We have the following python code already working like a champ in one of our environments:

def download_files_to_dbfs (site_url, file_url, dbfs_path):
  try:
    # Credentials for accessing SharePoint
        credentials = ClientCredential("Client-ID?",
                                       "Client-Secret?")
        ctx = ClientContext(site_url).with_credentials(credentials)

        # File_url is the sharepoint url from which you need the list of files
        list_source = ctx.web.get_folder_by_server_relative_url(file_url)
        files = list_source.files
        ctx.load(files)
        ctx.execute_query()

        for myfiles in files:
            rel_url = myfiles.properties["ServerRelativeUrl"]
            download_path = dbfs_path + myfiles.properties["Name"]
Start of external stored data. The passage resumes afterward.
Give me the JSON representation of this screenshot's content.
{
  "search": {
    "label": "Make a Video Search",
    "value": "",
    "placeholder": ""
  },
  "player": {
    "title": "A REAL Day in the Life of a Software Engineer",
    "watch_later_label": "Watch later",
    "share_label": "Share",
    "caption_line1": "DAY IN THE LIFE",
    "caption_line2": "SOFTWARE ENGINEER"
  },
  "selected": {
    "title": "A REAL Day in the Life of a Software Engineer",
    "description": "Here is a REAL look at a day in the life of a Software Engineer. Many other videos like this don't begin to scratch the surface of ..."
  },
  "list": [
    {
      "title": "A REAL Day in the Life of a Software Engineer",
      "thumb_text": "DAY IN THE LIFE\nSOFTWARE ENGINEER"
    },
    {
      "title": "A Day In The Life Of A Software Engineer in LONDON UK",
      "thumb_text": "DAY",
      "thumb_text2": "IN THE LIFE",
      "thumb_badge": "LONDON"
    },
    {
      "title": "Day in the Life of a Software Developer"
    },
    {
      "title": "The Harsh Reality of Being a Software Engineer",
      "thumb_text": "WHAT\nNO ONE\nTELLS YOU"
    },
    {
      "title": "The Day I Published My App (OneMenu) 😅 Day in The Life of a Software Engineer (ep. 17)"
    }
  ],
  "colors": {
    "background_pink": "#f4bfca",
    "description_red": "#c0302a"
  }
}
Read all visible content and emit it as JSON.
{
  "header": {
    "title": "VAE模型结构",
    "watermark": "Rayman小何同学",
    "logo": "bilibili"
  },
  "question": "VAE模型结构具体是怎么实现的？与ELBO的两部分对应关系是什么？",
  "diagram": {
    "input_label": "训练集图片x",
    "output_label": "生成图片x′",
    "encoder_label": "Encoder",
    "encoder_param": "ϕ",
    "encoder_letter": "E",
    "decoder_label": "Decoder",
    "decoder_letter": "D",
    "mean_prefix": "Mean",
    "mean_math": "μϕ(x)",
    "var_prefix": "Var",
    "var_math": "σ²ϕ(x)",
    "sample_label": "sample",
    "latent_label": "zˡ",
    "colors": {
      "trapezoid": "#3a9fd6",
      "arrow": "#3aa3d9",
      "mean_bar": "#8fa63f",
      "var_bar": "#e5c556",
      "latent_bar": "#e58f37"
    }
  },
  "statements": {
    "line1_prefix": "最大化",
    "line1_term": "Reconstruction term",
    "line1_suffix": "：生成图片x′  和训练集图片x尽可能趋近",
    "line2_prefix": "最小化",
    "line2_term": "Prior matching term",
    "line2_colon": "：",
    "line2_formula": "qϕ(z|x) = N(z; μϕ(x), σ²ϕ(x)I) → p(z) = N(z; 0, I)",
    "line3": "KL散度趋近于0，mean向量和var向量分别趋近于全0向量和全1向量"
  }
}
            with open(download_path, "wb") as local_file:
                 file = ctx.web.get_file_by_server_relative_path(rel_url).download(local_file).execute_query()
                 print("Downloaded file " + myfiles.properties["Name"])

  except Exception as e:
    print(e)

We have been granted our own workspace, where we are essentially the administrators. The issue is that even though our SharePoint admin has already set up a client secret connection to SharePoint, we still can't access SharePoint using the same function by switching to our new Client-Secret and Client-ID. In the code above, I placed "Client-ID?" and "Client-Secret?" within quotation marks because I'm not sure about the correct order or whether these two are the required elements for establishing the connection between SharePoint and Databricks. The error we encounter is Acquire app-only access token failed, with no additional details provided, only the error message itself. We have been struggling for weeks now :(...


Solution

  • After @Evandro de Paula kindly advised me on how to proceed, I have finally concluded that this was a firewall issue. How? I added the traceback to my function to detect further details of the error... I hope this helps someone else too.